On the Grid
If you've ever discussed the idea of designing levels for the Source Engine in 3ds Max, the odds are that the topic of the grid has come up. In Source, keeping world geometry vertices aligned to the world grid is very important to successfully compile levels into Source becuse of how the BSP compilers work. World geometry that is not aligned to the grid is prone to create either leaks or microbrushes--both of which are bad.
A long history of Source Engine workflows have turned into community wisdom on this topic that, in reality, is not entirely accurate. Traditionally, all level design was in Hammer and all the models were in external "modeling" applications. Because models, built in these external applications (like 3ds Max, Maya, Blender, Milkshape 3D, etc), do not have to keep all vertices aligned to the grid, a common misconception has developed in the Source Engine world that the external applications are incapable of being used to do Source Engine level design; the Source Engine community has confused the tradition of Source Engine development as a technical reason for not using external applications.
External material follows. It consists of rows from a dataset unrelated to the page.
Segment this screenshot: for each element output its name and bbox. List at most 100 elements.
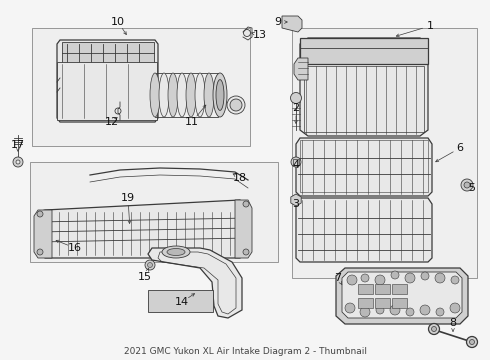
Bar — [57, 62, 157, 120]
Circle shape — [420, 305, 430, 315]
Text: 13: 13 — [253, 30, 267, 40]
Ellipse shape — [230, 99, 242, 111]
Ellipse shape — [162, 246, 190, 258]
Circle shape — [391, 271, 399, 279]
Circle shape — [406, 308, 414, 316]
Text: 10: 10 — [111, 17, 125, 27]
Circle shape — [469, 339, 474, 345]
Text: 6: 6 — [457, 143, 464, 153]
Circle shape — [243, 201, 249, 207]
Polygon shape — [235, 200, 252, 258]
Polygon shape — [38, 200, 248, 258]
Circle shape — [291, 157, 301, 167]
Ellipse shape — [227, 96, 245, 114]
Text: 12: 12 — [105, 117, 119, 127]
Bar — [358, 284, 373, 294]
Bar — [304, 66, 424, 132]
Ellipse shape — [186, 73, 196, 117]
Polygon shape — [34, 210, 52, 258]
Polygon shape — [296, 198, 432, 262]
Circle shape — [390, 305, 400, 315]
Bar — [358, 298, 373, 308]
Text: 8: 8 — [449, 318, 457, 328]
Bar — [148, 290, 213, 312]
Bar — [30, 162, 278, 262]
Text: 14: 14 — [175, 297, 189, 307]
Circle shape — [466, 337, 477, 347]
Circle shape — [345, 303, 355, 313]
Polygon shape — [300, 38, 428, 136]
Circle shape — [421, 272, 429, 280]
Polygon shape — [336, 268, 468, 324]
Bar — [392, 298, 407, 308]
Circle shape — [376, 306, 384, 314]
Ellipse shape — [216, 80, 224, 111]
Circle shape — [451, 276, 459, 284]
Bar — [392, 284, 407, 294]
Circle shape — [160, 303, 165, 309]
Ellipse shape — [168, 73, 178, 117]
Circle shape — [432, 327, 437, 332]
Bar — [292, 28, 477, 278]
Ellipse shape — [150, 73, 160, 117]
Text: 1: 1 — [426, 21, 434, 31]
Circle shape — [244, 30, 250, 36]
Circle shape — [375, 275, 385, 285]
Circle shape — [13, 157, 23, 167]
Circle shape — [347, 275, 357, 285]
Circle shape — [243, 249, 249, 255]
Text: 16: 16 — [68, 243, 82, 253]
Text: 7: 7 — [335, 273, 342, 283]
Text: 15: 15 — [138, 272, 152, 282]
Bar — [375, 298, 390, 308]
Ellipse shape — [213, 73, 227, 117]
Polygon shape — [291, 194, 301, 206]
Bar — [375, 284, 390, 294]
Circle shape — [150, 303, 155, 309]
Bar — [62, 42, 154, 64]
Circle shape — [160, 293, 165, 298]
Text: 4: 4 — [293, 160, 299, 170]
Circle shape — [145, 260, 155, 270]
Circle shape — [361, 274, 369, 282]
Text: 5: 5 — [468, 183, 475, 193]
Polygon shape — [342, 272, 462, 318]
Ellipse shape — [204, 73, 214, 117]
Circle shape — [436, 308, 444, 316]
Text: 3: 3 — [293, 199, 299, 209]
Ellipse shape — [167, 248, 185, 256]
Circle shape — [428, 324, 440, 334]
Circle shape — [37, 211, 43, 217]
Text: 17: 17 — [11, 140, 25, 150]
Bar — [32, 28, 250, 146]
Circle shape — [405, 273, 415, 283]
Circle shape — [150, 293, 155, 298]
Bar — [300, 140, 428, 192]
Circle shape — [147, 262, 152, 267]
Bar — [293, 159, 299, 165]
Polygon shape — [296, 138, 432, 196]
Polygon shape — [294, 58, 308, 80]
Polygon shape — [148, 248, 242, 318]
Circle shape — [37, 249, 43, 255]
Text: 2: 2 — [293, 103, 299, 113]
Text: 19: 19 — [121, 193, 135, 203]
Ellipse shape — [159, 73, 169, 117]
Circle shape — [461, 179, 473, 191]
Circle shape — [16, 160, 20, 164]
Text: 2021 GMC Yukon XL Air Intake Diagram 2 - Thumbnail: 2021 GMC Yukon XL Air Intake Diagram 2 -… — [123, 347, 367, 356]
Circle shape — [450, 303, 460, 313]
Ellipse shape — [177, 73, 187, 117]
Circle shape — [291, 93, 301, 104]
Text: 11: 11 — [185, 117, 199, 127]
Polygon shape — [282, 16, 302, 32]
Circle shape — [360, 307, 370, 317]
Text: 18: 18 — [233, 173, 247, 183]
Polygon shape — [57, 40, 158, 122]
Ellipse shape — [195, 73, 205, 117]
Circle shape — [435, 273, 445, 283]
Circle shape — [115, 108, 121, 114]
Text: 9: 9 — [274, 17, 282, 27]
Bar — [300, 38, 428, 64]
Circle shape — [464, 182, 470, 188]
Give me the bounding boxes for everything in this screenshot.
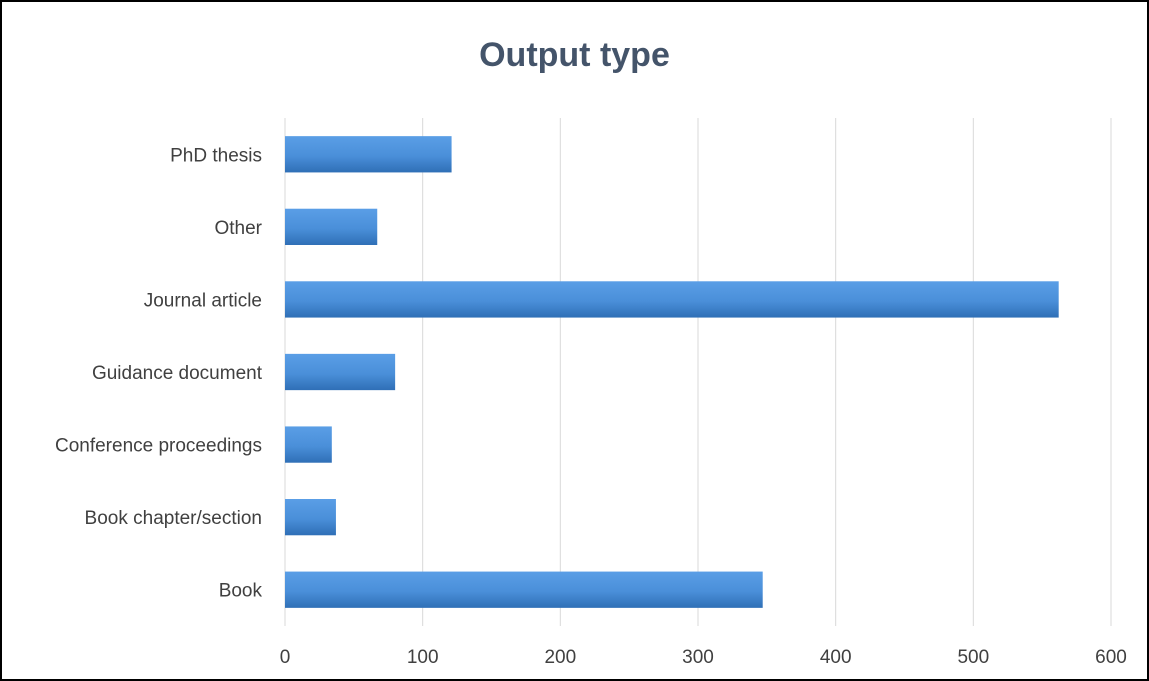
bar xyxy=(285,208,378,245)
x-tick-label: 300 xyxy=(682,647,714,668)
category-label: PhD thesis xyxy=(170,145,262,166)
category-label: Book xyxy=(219,581,263,602)
chart-title: Output type xyxy=(479,36,670,74)
x-tick-label: 100 xyxy=(407,647,439,668)
category-label: Other xyxy=(214,218,262,239)
bar xyxy=(285,571,763,608)
x-tick-label: 400 xyxy=(820,647,852,668)
bar xyxy=(285,426,332,463)
x-tick-label: 600 xyxy=(1095,647,1127,668)
category-label: Book chapter/section xyxy=(85,508,262,529)
bar xyxy=(285,136,452,173)
category-label: Journal article xyxy=(144,290,262,311)
category-labels: PhD thesis Other Journal article Guidance d… xyxy=(55,145,263,601)
x-tick-label: 0 xyxy=(280,647,291,668)
x-tick-label: 500 xyxy=(957,647,989,668)
category-label: Guidance document xyxy=(92,363,263,384)
bar xyxy=(285,281,1059,318)
x-tick-label: 200 xyxy=(544,647,576,668)
category-label: Conference proceedings xyxy=(55,436,262,457)
bar xyxy=(285,353,396,391)
gridlines xyxy=(284,118,1112,626)
bar xyxy=(285,499,336,536)
bars xyxy=(285,136,1059,608)
x-tick-labels: 0 100 200 300 400 500 600 xyxy=(280,647,1127,668)
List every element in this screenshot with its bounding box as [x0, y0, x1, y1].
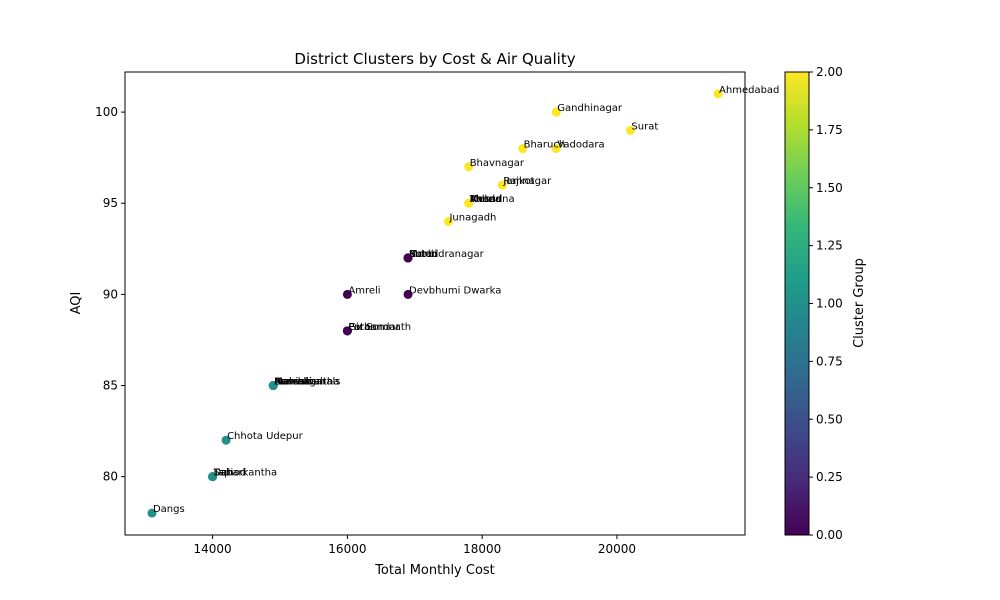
plot-frame	[124, 71, 746, 536]
colorbar-tick-label: 0.25	[816, 470, 843, 484]
chart-title: District Clusters by Cost & Air Quality	[294, 50, 575, 68]
data-point	[713, 89, 723, 99]
point-label: Patan	[348, 322, 376, 333]
colorbar-tick-label: 0.75	[816, 354, 843, 368]
data-point	[208, 472, 218, 482]
data-point	[403, 289, 413, 299]
y-tick-label: 80	[103, 470, 118, 484]
point-label: Devbhumi Dwarka	[409, 285, 501, 296]
point-label: Bharuch	[524, 140, 566, 151]
colorbar-tick-label: 1.50	[816, 181, 843, 195]
data-point	[342, 326, 352, 336]
plot-area	[125, 72, 745, 535]
point-label: Sabarkantha	[214, 468, 278, 479]
data-point	[403, 253, 413, 263]
data-point	[551, 144, 561, 154]
data-point	[464, 162, 474, 172]
y-tick-label: 95	[103, 196, 118, 210]
y-axis-label: AQI	[69, 292, 84, 315]
point-label: Amreli	[348, 285, 380, 296]
colorbar-tick-label: 1.75	[816, 123, 843, 137]
data-point	[625, 125, 635, 135]
point-label: Junagadh	[448, 212, 496, 223]
colorbar-tick-label: 0.00	[816, 528, 843, 542]
point-label: Surendranagar	[409, 249, 485, 260]
data-point	[147, 508, 157, 518]
data-point	[268, 381, 278, 391]
x-axis: 14000 16000 18000 20000	[194, 535, 636, 556]
point-label: Dahod	[214, 468, 247, 479]
colorbar-tick-label: 2.00	[816, 65, 843, 79]
data-point	[342, 289, 352, 299]
point-label: Navsari	[274, 377, 312, 388]
point-label: Kheda	[470, 194, 502, 205]
point-label: Bhavnagar	[470, 158, 525, 169]
data-point	[551, 107, 561, 117]
point-label: Rajkot	[503, 176, 534, 187]
point-label: Panchmahals	[274, 377, 340, 388]
point-label: Ahmedabad	[719, 85, 779, 96]
point-label: Gandhinagar	[557, 103, 623, 114]
colorbar-tick-label: 1.25	[816, 239, 843, 253]
colorbar-tick-label: 0.50	[816, 412, 843, 426]
x-axis-label: Total Monthly Cost	[374, 563, 495, 578]
point-label: Surat	[631, 121, 658, 132]
point-label: Morbi	[409, 249, 437, 260]
point-label: Jamnagar	[502, 176, 552, 187]
data-point	[443, 216, 453, 226]
x-tick-label: 20000	[598, 542, 636, 556]
colorbar	[784, 71, 810, 536]
point-labels: Ahmedabad Gandhinagar Surat BharuchVadodara…	[153, 85, 779, 515]
point-label: Anand	[470, 194, 502, 205]
point-label: Valsad	[470, 194, 503, 205]
point-label: Aravalli	[274, 377, 311, 388]
colorbar-tick-label: 1.00	[816, 297, 843, 311]
x-tick-label: 16000	[328, 542, 366, 556]
point-label: Mehsana	[470, 194, 515, 205]
data-point	[464, 198, 474, 208]
x-tick-label: 18000	[463, 542, 501, 556]
y-tick-label: 90	[103, 287, 118, 301]
data-points	[147, 89, 723, 518]
point-label: Mahisagar	[274, 377, 327, 388]
colorbar-label: Cluster Group	[852, 258, 867, 348]
data-point	[497, 180, 507, 190]
point-label: Gir Somnath	[348, 322, 411, 333]
point-label: Banaskantha	[274, 377, 339, 388]
colorbar-ticks: 0.00 0.25 0.50 0.75 1.00 1.25 1.50 1.75 2.00	[809, 65, 843, 542]
data-point	[221, 435, 231, 445]
point-label: Chhota Udepur	[227, 431, 304, 442]
point-label: Tapi	[213, 468, 234, 479]
y-axis: 80 85 90 95 100	[95, 105, 125, 484]
point-label: Dangs	[153, 504, 185, 515]
x-tick-label: 14000	[194, 542, 232, 556]
point-label: Vadodara	[557, 140, 604, 151]
data-point	[518, 144, 528, 154]
y-tick-label: 100	[95, 105, 118, 119]
point-label: Porbandar	[348, 322, 400, 333]
y-tick-label: 85	[103, 379, 118, 393]
point-label: Kutch	[409, 249, 437, 260]
point-label: Botad	[409, 249, 438, 260]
In terms of 3ds Max, which is what the Wall Worm pipeline uses, the only real hurdle is for level designers to first let go of the preconceptions about the grid in 3ds Max and then to become familiar with the tools in Max. Just because you can make objects like models that don't worry about the grid, it does not mean that Max's grid tools are inherently different than those in Hammer. You can build geometry in 3ds Max just as easily (or even more easily as you learn more tools) as Hammer.
Success in building worlds in 3ds Max starts with aligning the World Units in Max to those in Source. This means that your Units should be set to Generic Units where each unit equals one inch. You can set that via the Customize > Customize Units dialog.
Next, you should become familiar with the different snap modes, including 2D, 2.5D and 3D snaps. The best way to understand them is to watch the Autodesk video on snaps (embedded below). The main thing to keep in mind is that 2D and 2.5D snaps should only be using in orthographic views (Top, Left, Front, etc) and the 3D snap should only be used in the Perspective view.
Finally, for basic level design (and world geometry blocking) you should limit the active snaps to Snap to Grid and/or Snap to Vertex. This will save you a lot of time.
You should read the documentation on snaps in 3ds Max as it relates to snap overrides and all the various snap settings.
In the end, there is no fundamental difference between the grid in Hammer and that in 3ds Max.
Also, several geometry objects made by Wall Worm specifically for BSP game design have a parameter to turn on grid snapping. These geometry objects will have all vertices snapped to the grid automatically when this option is turned on. The geometry with these controls are CorVex, ShellVex and Arch.